Modern consumer objects are made to last, but problems arise when they are discarded. Similarly, art objects have traditionally been made to last, often with the hope that they may be maintained by collectors and museums. Not only does art preservation require space, but long-lasting artwork tends to rely on the use of unnatural and toxic materials.
Sustainability is discussed in art circles, but largely in regards to making objects that will remain intact for centuries. Conservation is also an important subject in art, but it normally addresses paintings, sculptures, etc. rather than the environment.
As human-created ecological collapse continues to progress, it is imperative for artists to recognize the environmental impact of their work. It may not be possible for an artist to entirely avoid waste, but they can still make efforts to reduce their footprint.
Artists must re-think their relationship with materials. How are they produced? What is scrapped during the process of making an artwork? What are the consequences of creating something that can’t return to the earth?
It may ultimately necessitate a shift toward more ephemeral, recyclable/degradable, and compact forms of art-making.

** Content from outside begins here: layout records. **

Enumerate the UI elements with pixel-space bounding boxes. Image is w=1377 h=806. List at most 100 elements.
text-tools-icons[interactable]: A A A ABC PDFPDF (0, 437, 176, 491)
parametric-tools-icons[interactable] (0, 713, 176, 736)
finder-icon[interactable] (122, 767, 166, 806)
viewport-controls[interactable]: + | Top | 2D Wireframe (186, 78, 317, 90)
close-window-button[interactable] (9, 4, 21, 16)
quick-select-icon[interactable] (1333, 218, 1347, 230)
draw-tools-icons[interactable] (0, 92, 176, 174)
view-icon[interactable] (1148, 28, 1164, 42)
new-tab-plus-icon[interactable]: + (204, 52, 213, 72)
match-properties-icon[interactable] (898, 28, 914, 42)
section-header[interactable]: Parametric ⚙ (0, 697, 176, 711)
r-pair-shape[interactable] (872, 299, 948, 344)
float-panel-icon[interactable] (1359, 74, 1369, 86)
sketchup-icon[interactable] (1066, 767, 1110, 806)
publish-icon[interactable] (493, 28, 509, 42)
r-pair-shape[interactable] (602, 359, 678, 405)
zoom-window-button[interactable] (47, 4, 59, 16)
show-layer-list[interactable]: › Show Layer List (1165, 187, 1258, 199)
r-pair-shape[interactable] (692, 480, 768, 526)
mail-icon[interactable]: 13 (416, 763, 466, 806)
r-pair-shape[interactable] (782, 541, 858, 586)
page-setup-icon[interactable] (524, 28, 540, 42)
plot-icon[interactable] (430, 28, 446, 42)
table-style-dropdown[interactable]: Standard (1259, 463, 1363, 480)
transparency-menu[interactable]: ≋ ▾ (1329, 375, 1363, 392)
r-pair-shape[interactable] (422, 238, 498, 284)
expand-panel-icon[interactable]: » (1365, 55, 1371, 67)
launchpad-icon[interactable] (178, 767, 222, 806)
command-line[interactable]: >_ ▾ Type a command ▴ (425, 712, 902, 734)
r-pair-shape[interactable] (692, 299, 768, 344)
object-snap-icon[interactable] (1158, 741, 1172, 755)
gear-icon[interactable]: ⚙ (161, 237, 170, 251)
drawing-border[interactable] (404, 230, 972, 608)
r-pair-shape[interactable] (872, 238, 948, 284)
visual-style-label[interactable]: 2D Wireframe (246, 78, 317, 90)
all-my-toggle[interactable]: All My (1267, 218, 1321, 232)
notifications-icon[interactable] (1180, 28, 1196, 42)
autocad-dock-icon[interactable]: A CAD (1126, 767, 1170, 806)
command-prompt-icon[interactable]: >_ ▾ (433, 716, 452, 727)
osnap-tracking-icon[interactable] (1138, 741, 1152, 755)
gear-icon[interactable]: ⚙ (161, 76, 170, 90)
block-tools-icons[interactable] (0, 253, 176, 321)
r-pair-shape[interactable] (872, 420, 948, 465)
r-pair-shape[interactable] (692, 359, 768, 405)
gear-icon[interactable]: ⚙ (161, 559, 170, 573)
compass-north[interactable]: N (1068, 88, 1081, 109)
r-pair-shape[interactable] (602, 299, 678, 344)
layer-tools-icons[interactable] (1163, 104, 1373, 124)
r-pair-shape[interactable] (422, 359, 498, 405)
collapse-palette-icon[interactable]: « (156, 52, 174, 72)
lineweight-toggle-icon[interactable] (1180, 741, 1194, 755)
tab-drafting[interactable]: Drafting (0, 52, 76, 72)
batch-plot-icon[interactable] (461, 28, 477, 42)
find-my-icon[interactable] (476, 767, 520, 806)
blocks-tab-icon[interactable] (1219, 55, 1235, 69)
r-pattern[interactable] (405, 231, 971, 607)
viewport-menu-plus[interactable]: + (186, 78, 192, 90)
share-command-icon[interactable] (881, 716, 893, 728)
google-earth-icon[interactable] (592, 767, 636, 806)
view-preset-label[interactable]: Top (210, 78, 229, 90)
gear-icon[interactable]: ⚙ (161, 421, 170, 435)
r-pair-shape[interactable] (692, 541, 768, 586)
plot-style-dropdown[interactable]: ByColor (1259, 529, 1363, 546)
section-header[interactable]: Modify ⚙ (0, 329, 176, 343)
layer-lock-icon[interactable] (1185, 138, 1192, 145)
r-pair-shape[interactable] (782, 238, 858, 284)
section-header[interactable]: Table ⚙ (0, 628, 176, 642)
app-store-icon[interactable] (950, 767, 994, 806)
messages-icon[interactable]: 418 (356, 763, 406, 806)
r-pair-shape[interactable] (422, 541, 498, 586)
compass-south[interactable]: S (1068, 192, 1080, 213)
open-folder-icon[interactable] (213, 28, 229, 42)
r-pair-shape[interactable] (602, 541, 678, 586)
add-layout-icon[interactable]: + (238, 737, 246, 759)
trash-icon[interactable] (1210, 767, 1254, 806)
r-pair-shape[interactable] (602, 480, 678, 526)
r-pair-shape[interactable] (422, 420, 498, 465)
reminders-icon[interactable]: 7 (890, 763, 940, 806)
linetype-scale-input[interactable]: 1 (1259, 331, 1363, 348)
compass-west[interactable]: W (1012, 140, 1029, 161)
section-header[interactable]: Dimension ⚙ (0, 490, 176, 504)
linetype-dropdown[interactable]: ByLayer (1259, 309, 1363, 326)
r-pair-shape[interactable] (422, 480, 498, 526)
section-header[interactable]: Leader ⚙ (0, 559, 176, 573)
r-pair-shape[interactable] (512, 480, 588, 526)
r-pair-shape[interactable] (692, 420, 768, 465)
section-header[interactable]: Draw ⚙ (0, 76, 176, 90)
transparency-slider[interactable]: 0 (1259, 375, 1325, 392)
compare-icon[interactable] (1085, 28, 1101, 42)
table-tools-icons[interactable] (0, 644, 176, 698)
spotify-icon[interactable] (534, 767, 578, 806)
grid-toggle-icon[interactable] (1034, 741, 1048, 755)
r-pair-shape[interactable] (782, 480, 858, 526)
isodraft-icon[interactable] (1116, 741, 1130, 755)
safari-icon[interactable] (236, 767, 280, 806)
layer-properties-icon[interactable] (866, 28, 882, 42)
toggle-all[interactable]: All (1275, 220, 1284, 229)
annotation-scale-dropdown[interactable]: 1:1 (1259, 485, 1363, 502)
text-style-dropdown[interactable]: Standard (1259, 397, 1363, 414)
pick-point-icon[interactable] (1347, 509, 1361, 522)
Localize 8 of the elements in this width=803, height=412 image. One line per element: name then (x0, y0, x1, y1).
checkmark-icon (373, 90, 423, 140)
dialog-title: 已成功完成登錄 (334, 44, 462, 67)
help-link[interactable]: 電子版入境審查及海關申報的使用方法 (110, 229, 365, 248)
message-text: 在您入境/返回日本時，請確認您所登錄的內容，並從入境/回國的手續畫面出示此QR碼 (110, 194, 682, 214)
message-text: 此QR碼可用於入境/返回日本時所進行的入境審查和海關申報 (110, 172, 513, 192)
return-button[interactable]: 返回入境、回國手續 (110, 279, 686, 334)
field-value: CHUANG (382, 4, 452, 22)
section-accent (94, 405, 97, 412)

The word “research” often floats around art discourse. An artist might claim their work stems from some sort of research or that a project is the research itself. If research is involved in art practices, then we should understand and evaluate it with research guidelines.
Art as a hypothesis: In this case, an artwork would be an unsolved idea or proposal. This might be a question or suggestion, which an audience can respond to directly or indirectly.
Art as an experiment: If an artist looks for an answer to their hypothesis, they might construct a project that tests that idea. This may lead to further questions rather than a conclusion.
Art as a conclusion: An artwork at this level is usually presented as a statement, assertion, or experiment’s results, claiming something to be true.
If an artist is a researcher, then at what level of the research process does responsible art exist? A hypothesis or experiment leaves room for questioning and learning, but art as a conclusion could be closed to criticism. Artists should be careful not to jump to conclusions and present misleading information. Like any other research, a responsible conclusion needs to be accompanied by the gathered data.
(This essay is a hypothesis.)
It’s common to use platforms like Instagram as a popularity scheme, but it could also be used as a social weapon. Popular Instagrammers have consistent “looks” to brand their feeds. This might involve the use of a single filter or similar color palettes that maintain sleekness in one’s outward appearance online.
If someone decided to suddenly shift that “look”, perhaps in a radically different direction, this could indicate something is off, or something new is happening. Breaking conventions can be used to spark interest in a new post. If one normally uses short captions, an unexpectedly long caption might pique a viewer’s curiosity.
First posts can also do this, moving the look from nothing to something. Instagram profiles with one post force visitors to only interact with that post.
Following other profiles sends them notifications and can entice someone to open your profile. If you wanted to spread information in a low-key way, you could create that point of visual intrigue and follow everyone who you would want to see that post.